Tanti i messaggi di solidarietà da parte dei cittadini a sostegno della Dominici, che non l’ha presa bene, messaggi conditi da dispiacere ed amarezza. A tal proposito è intervenuto Lorenzo Fiorini (Psi), già candidato a sindaco di Ferentino, uno che la sa lunga in fatto di politica e sociale e non è affatto tenero con il governo Fiorletta.

«La sostituzione dell’assessora Dominici – spiega Fiorini – dà adito a qualche riflessione di natura politica. In tre anni di governo Fiorletta la città di Ferentino non ha fatto il salto di qualità promesso in campagna elettorale. Azione amministrativa impalpabile, programmazione incerta, progettualità raffazzonate caratterizzano il mandato fino a qui della giunta Fiorletta. La città è in sofferenza, la qualità della vita ha subito un drastico calo e i servizi indifferibili lasciano a desiderare, a cominciare dalla Casa della Salute che versa in condizioni sanitarie inaccettabili, per non dire del decoro urbano e della cura del verde pubblico su cui è meglio stendere un velo pietoso. A ciò si aggiunga l’indifferenza o l’incapacità , e questo sarebbe peggio, di intercettare le criticità del territorio a partire da quelle infrastrutturali e lavorative. Crisi Henkel: mai sentito un intervento del sindaco, anche solo per accertarsi della reale situazione dello stabilimento ferentinate che dà lavoro a più di cento famiglie e che potrebbe subire, come giustamente lamentano gli operai, un drastico ridimensionamento con l’apertura di una nuova vertenza occupazionale in questo territorio già martoriato. Non diverso il discorso della tanto agognata svolta turistica.
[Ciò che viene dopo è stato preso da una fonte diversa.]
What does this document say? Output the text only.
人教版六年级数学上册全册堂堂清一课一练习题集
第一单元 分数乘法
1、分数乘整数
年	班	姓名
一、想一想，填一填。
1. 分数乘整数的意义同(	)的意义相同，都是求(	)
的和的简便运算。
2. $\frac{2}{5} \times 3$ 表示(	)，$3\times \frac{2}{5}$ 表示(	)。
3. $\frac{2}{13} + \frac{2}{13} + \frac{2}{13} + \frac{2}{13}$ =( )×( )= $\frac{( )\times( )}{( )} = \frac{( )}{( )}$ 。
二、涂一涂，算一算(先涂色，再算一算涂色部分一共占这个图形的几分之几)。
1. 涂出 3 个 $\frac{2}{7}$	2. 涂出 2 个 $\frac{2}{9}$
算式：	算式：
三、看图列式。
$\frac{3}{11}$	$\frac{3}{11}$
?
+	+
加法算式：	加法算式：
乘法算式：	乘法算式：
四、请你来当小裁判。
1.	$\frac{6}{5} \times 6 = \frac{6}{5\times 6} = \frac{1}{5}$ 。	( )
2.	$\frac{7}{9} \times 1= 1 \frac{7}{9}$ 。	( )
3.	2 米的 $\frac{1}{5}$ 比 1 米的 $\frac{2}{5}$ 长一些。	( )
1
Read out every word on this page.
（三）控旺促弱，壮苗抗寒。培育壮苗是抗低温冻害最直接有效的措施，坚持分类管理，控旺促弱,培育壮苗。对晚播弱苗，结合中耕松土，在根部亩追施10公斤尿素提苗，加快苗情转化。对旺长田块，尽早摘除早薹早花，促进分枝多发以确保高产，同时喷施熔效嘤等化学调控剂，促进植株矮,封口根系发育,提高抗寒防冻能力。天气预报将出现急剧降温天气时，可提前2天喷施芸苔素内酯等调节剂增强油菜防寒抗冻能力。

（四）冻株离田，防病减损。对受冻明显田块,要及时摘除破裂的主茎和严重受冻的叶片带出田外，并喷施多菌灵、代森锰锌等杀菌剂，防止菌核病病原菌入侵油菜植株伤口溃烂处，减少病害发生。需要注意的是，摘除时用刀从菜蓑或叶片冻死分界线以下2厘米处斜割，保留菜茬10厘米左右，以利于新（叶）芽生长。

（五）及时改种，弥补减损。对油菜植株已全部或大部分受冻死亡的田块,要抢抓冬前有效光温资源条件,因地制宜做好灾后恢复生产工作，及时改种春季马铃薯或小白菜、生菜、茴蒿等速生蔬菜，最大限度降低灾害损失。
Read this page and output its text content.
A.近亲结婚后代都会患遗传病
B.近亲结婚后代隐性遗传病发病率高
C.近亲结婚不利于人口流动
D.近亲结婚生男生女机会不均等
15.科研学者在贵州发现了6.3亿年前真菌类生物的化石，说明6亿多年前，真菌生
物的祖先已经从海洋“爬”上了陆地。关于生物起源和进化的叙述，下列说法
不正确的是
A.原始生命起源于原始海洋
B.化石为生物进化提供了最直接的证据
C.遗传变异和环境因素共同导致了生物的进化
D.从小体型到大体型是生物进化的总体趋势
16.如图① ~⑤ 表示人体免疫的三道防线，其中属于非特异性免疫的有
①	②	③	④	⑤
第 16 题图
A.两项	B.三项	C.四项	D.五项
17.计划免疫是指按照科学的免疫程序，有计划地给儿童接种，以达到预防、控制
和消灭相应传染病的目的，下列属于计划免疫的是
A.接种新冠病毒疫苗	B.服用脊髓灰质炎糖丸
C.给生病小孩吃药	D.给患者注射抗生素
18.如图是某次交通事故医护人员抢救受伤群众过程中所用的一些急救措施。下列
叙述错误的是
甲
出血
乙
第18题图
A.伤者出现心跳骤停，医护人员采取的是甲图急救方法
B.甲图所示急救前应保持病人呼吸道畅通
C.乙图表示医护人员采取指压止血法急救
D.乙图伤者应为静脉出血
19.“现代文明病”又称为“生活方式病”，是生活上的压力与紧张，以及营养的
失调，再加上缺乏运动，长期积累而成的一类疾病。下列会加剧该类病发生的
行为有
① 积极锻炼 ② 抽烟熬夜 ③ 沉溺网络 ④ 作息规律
Il pindarico esperimento di Hernica Saxa si è chiuso mestamente e il rilancio culturale ancora non si vede. Il Teatro romano non rimanga uno splendido orpello al pari del Testamento di Aulo Quintilio e di Santa Maria Maggiore che ha bisogno di un immediato restauro. Passiamo al polo del freddo: la nuova frontiera della logistica che vede Ferentino al centro di ingenti investimenti. Settore importante con importanti risvolti occupazionali – osserva l’esponente socialista provinciale – ma per il consolidamento servono interventi lungimiranti. Oggi la domanda sopperisce al vulnus del settore, l’approvvigionamento energetico; se la concorrenza si farà più agguerrita il settore rischia di saltare, perché i margini saranno tali che porteranno al disimpegno degli attori impegnati. La sfida è rendere Ferentino hub energetico, centrali termodinamiche ecocompatibili, centrali a cogenerazione di biomasse per esempio. Ma chiedere ciò a questa amministrazione è improponibile, non ha i mezzi per promuovere il salto di qualità ». E’ particolarmente critico Lorenzo Fiorini, il quale evidentemente per Ferentino non vede il sole all’orizzonte.